One of the reasons house prices in the UK have risen during recent years is that more and more people are involved in speculation. Speculators buy available homes but do not use these homes for their own personal residences. Instead, homes are being bought for the purpose of earning additional income by selling them in later years. Besides the fact that the speculator will more than likely make a handsome profit by selling the house after housing prices rise steadily over the course of a few years, the house can also be rented while the speculator waits for a good time to sell. More people are buying homes with the intention of using them as rental properties. With the housing market in the UK growing tighter each year, it is not difficult to find someone to rent these houses.

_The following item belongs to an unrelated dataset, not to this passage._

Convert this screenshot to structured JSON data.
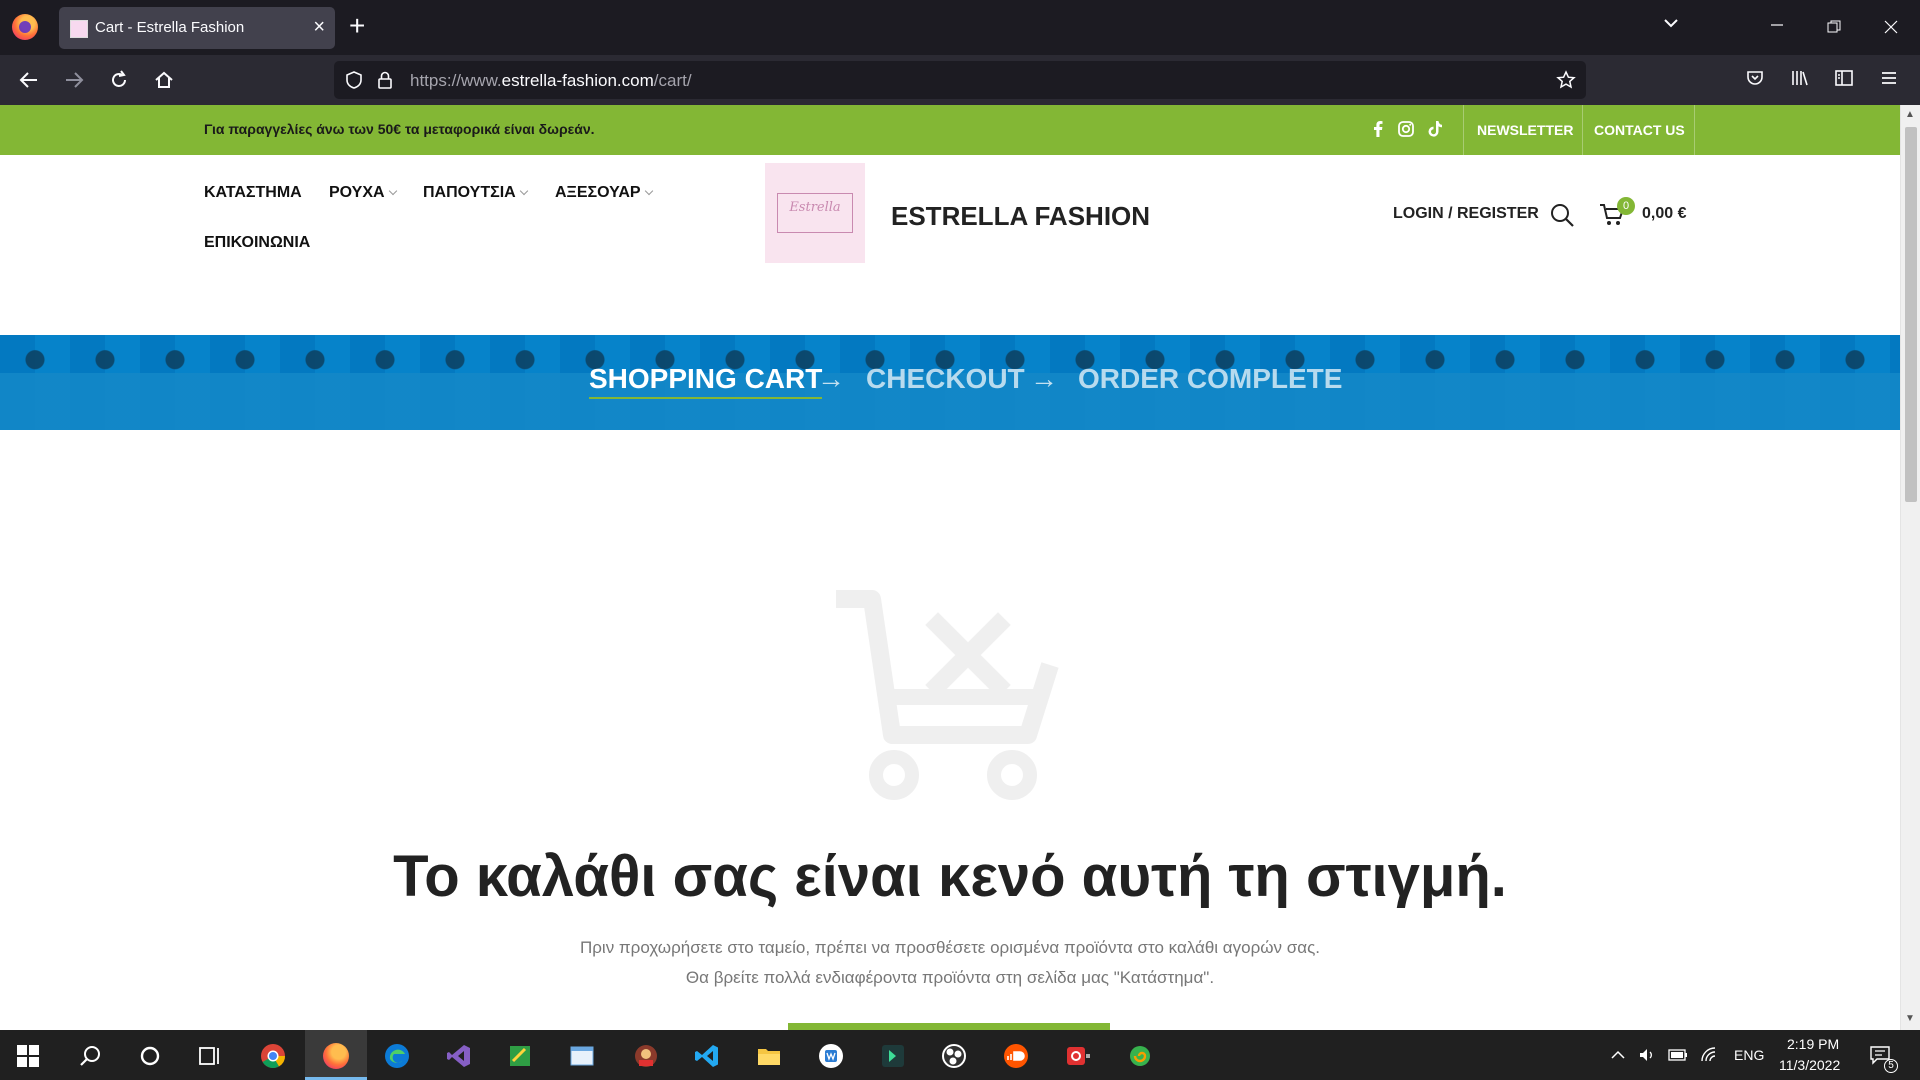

Today’s young adults are buying houses at a faster rate than in previous generations. In past decades, few young adults could afford a home without first saving for years. One possibility for this shift is that these young consumers are able to earn higher salaries, compared to the overall work force, than their parents and grandparents were capable of earning. There is also a trend nowadays for parents to either give or lend money to their young adult children to buy a house. There is no need for these first-time home buyers to wait until they actually have the money for the deposit and numerous fees to obtain a mortgage since their parents are willing to supply them with the necessary cash. A larger percentage of young adults entering the house buying market has contributed to the overall tighter housing situation in the UK, and has helped to cause house prices to escalate.
The rising divorce rate has contributed to the increased demand for housing in the UK. Divorce rates are growing and are a factor in the tighter housing market situation as well as the increase in house prices. There is no indication that the divorce trend will reverse, so it is likely that the need for housing due to couples separating will continue to have an effect on house prices in the UK.
Another influence on the growing demand and price of houses is the continually rising lifespan expectancy. The UK population is, in general, living longer and is also in better health in later years. Older home owners are able to keep and maintain their homes for more years than past generations. Elderly citizens are not selling their homes as readily as they have in previous decades, and this has a direct bearing on the number of homes available for sale, the tighter housing market, and increasing house prices.
Grown children are leaving their parents’ homes at an earlier age than in earlier generations. More young adults have the opportunity for a higher education today, and well-paying jobs are within their reach. Many can afford to move out on their own, and sometimes parents supplement their grown children’s bank account. This, coupled with the fact that more young adults are choosing the single lifestyle, puts more of a strain on the already tight housing market. More young adults are venturing out on their own rather than combining households with a spouse.
From the 1950’s until the 1970’s, it was fairly difficult to be approved for a mortgage. Many potential home buyers were kept from reaching the point of securing a loan because of the strict restrictions that were in place. After this time period, however, banking was deregulated, leading to strong competition between financial institutions. Restrictions were relaxed, and the dream of buying a home became more realistic for many consumers. Mortgages were easier to obtain, and this resulted in a higher demand for houses. A higher demand for houses led to increased house prices.
The UK is presently experience a housing shortage after years of an increasingly slim housing market. House prices have continued to rise due to the high demand for available homes. There is a good possibility that prices will progress to even higher levels, but this will not necessarily be the case. Given the current economic picture, consumers’ confidence in the national economy could begin to wane, resulting in less general interest in buying a home. With fewer buyers vying for the houses on the market, home prices could begin to fall. If interest rates begin creeping upward, this could also lead to more potential home buyers deciding to wait before investing in a home.